Un catálogo es una buena manera de mostrar a nuestros clientes los productos que pueden adquirir en nuestra tienda o los servicios que ofrecemos. Un aspecto importante es el acabado físico, así que si quieres resultados buenos, ponte en manos de una buena imprenta en Badajoz para que te asesoren sobre los distintos materiales que puedes utilizar.
En cuanto al diseño y contenido, para que el catálogo esté completo debe tener, al menos, las siguientes informaciones:
Nombre y referencia
Dale un nombre al producto que atraiga al cliente o describa lo que es. Si tienes varios objetos de una misma categoría, puedes añadir un número de referencia para que el cliente pueda solicitarlo rápidamente.
Descripción
Debes contar todas las características del producto: materiales, medidas, disponibilidad… toda la información que pueda necesitar el cliente pero de manera concisa y breve. Debe ser lo suficientemente completa para que se haga una idea, pero no demasiado densa como para que se canse leyendo.
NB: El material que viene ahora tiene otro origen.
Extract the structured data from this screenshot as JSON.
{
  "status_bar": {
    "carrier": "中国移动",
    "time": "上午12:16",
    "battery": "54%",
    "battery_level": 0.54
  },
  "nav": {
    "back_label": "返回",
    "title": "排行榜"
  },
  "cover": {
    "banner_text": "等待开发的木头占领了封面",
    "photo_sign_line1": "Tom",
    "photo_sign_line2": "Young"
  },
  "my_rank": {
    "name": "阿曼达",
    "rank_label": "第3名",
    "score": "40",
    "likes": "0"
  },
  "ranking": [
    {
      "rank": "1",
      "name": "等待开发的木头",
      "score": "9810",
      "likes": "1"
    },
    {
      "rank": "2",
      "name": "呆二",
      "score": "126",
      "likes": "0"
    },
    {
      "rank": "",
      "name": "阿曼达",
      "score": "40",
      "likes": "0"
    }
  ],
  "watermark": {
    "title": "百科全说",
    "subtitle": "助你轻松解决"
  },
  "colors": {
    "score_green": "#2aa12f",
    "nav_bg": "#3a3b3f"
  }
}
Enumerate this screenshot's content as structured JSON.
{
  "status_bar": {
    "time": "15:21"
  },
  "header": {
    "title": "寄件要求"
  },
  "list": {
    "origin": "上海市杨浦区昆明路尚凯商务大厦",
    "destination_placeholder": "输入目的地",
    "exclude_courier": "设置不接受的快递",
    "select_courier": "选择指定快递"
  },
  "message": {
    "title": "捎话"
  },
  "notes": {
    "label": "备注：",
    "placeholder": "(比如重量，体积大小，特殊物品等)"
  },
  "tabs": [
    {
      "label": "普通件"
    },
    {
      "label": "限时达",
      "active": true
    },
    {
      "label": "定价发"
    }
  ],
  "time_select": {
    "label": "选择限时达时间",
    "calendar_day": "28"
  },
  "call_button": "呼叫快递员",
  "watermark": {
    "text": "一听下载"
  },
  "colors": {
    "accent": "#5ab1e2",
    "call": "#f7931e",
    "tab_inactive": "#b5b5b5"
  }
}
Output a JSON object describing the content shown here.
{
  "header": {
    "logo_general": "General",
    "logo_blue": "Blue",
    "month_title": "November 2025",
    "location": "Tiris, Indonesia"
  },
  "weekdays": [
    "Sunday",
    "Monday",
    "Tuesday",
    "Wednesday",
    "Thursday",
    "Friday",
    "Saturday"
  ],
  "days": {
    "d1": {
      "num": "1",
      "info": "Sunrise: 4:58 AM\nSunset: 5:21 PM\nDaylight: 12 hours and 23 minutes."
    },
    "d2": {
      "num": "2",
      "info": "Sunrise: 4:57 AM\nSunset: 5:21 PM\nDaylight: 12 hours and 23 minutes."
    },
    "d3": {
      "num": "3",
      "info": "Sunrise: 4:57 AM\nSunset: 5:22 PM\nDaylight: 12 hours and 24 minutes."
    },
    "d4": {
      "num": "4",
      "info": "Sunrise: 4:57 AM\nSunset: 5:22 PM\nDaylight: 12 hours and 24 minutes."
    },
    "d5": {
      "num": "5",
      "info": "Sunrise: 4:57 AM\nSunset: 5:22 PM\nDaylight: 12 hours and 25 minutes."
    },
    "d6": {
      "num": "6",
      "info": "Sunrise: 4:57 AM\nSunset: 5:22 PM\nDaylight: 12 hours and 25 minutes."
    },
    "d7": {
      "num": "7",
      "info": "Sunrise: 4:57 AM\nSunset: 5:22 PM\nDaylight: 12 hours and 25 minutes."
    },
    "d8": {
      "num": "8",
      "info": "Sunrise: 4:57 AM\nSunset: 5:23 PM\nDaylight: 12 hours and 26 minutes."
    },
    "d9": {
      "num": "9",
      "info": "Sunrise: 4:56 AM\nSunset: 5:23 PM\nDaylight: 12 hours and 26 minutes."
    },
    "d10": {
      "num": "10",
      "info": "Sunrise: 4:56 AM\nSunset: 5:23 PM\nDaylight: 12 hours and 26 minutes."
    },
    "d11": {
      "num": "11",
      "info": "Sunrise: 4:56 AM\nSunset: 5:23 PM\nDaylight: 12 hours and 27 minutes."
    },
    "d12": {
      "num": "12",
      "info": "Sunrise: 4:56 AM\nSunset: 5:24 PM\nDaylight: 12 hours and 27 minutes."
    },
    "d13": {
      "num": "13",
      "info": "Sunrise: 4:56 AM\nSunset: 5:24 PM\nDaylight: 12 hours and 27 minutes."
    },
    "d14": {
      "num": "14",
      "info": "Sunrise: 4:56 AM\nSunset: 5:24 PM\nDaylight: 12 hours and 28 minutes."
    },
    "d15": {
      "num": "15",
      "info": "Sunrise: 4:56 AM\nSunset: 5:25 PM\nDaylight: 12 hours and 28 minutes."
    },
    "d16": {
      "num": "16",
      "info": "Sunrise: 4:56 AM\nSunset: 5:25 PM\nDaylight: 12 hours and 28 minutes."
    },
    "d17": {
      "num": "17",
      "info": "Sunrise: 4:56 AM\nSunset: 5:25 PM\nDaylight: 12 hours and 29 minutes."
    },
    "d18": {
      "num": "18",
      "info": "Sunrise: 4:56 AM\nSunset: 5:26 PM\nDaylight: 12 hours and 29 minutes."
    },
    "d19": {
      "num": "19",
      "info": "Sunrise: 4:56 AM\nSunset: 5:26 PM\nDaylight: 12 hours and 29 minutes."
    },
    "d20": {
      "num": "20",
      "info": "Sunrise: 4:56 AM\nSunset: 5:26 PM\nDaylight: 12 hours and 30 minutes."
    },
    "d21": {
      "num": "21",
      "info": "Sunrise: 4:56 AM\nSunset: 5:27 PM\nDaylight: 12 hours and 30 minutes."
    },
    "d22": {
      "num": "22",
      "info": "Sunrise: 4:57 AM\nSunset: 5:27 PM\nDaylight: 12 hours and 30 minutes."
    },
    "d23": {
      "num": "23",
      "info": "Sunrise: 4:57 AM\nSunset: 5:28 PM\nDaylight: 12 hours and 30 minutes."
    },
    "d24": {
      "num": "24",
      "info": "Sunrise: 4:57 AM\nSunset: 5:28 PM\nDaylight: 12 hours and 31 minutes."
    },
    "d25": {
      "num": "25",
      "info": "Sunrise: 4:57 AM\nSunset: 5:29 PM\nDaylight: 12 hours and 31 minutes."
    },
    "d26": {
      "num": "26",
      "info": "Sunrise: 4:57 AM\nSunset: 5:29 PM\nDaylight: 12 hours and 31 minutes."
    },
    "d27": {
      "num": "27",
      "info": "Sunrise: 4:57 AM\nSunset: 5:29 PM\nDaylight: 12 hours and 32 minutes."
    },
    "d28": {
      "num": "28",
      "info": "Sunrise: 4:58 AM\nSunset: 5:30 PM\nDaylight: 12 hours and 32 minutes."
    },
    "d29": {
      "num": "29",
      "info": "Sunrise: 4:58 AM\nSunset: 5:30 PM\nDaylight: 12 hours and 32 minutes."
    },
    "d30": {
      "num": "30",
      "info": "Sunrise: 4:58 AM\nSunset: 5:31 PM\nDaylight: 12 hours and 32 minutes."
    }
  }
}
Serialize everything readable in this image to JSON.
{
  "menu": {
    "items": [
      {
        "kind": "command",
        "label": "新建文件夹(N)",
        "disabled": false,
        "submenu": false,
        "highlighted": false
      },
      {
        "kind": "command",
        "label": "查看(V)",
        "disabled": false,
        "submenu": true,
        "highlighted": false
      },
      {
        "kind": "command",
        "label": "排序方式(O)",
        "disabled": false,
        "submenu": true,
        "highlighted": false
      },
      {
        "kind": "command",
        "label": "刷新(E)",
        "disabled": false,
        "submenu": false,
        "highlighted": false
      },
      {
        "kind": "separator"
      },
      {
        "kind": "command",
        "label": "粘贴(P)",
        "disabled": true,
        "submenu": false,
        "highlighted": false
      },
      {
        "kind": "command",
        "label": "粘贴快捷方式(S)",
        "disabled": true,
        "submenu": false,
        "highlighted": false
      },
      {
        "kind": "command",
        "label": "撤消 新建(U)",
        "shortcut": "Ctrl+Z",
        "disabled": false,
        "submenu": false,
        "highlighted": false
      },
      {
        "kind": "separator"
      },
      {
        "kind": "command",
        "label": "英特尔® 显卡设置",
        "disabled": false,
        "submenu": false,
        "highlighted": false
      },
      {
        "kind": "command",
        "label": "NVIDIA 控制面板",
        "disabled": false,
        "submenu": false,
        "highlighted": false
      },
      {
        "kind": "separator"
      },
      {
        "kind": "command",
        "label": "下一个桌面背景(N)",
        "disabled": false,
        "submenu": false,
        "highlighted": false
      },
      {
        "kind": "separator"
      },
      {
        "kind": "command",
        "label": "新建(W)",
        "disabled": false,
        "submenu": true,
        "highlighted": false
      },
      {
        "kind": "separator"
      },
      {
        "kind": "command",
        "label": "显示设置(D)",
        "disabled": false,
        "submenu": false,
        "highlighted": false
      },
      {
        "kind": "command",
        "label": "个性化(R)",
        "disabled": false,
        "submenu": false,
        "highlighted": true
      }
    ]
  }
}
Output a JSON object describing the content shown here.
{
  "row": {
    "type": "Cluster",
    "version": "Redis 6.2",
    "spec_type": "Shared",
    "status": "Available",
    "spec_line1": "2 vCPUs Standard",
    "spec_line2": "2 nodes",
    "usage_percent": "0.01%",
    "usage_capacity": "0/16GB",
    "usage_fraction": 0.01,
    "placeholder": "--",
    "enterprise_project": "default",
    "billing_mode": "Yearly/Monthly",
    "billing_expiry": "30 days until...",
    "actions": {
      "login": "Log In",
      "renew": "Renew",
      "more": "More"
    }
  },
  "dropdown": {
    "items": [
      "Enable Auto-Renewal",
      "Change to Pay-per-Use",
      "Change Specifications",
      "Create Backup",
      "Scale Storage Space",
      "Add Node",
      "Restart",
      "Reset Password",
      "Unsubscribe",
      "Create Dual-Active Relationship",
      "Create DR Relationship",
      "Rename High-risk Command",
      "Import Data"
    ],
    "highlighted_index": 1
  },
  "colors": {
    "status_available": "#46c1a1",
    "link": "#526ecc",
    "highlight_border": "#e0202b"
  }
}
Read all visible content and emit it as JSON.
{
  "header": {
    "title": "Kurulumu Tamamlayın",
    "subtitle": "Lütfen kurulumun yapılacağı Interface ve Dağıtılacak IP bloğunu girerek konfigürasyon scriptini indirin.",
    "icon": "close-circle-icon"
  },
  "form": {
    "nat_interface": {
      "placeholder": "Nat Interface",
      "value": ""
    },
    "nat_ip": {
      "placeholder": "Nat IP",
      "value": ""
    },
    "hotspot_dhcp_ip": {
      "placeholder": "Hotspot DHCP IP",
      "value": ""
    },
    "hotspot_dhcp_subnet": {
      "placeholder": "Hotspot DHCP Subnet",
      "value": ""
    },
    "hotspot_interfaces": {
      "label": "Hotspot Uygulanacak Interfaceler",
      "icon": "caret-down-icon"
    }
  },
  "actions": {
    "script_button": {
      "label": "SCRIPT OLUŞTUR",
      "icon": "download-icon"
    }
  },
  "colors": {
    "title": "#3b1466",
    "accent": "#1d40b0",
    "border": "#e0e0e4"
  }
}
En el caso de que ofrezcamos servicios u ofertas, la descripción debe contemplar todos los aspectos y restricciones, como por ejemplo, acumulación con otros servicios o descuentos, de manera clara y visible.
Precio
Es muy importante añadir el precio de cada artículo, bien por unidad o bien por lotes si vendes al por mayor. En muchas ocasiones, los clientes desechan los catálogos porque no aparecen los precios y no pueden comparar el presupuesto con otras empresas. Si no pones el precio puedes perder potenciales clientes, ¿vas a dejarlos escapar?
Imágenes de calidad
Además de la descripción del producto es muy conveniente añadir una imagen para que se vea el producto. Ésta debe ser de calidad para dar mayor seriedad a la empresa y que el cliente pueda observar algunos detalles del producto mientras decide su compra o no. Si lo que ofrecemos son servicios debemos utilizar imágenes propias o buscar un banco de fotos que nos proporcione el material que más se asemeje a nuestra oferta de manera que no parezca publicidad engañosa.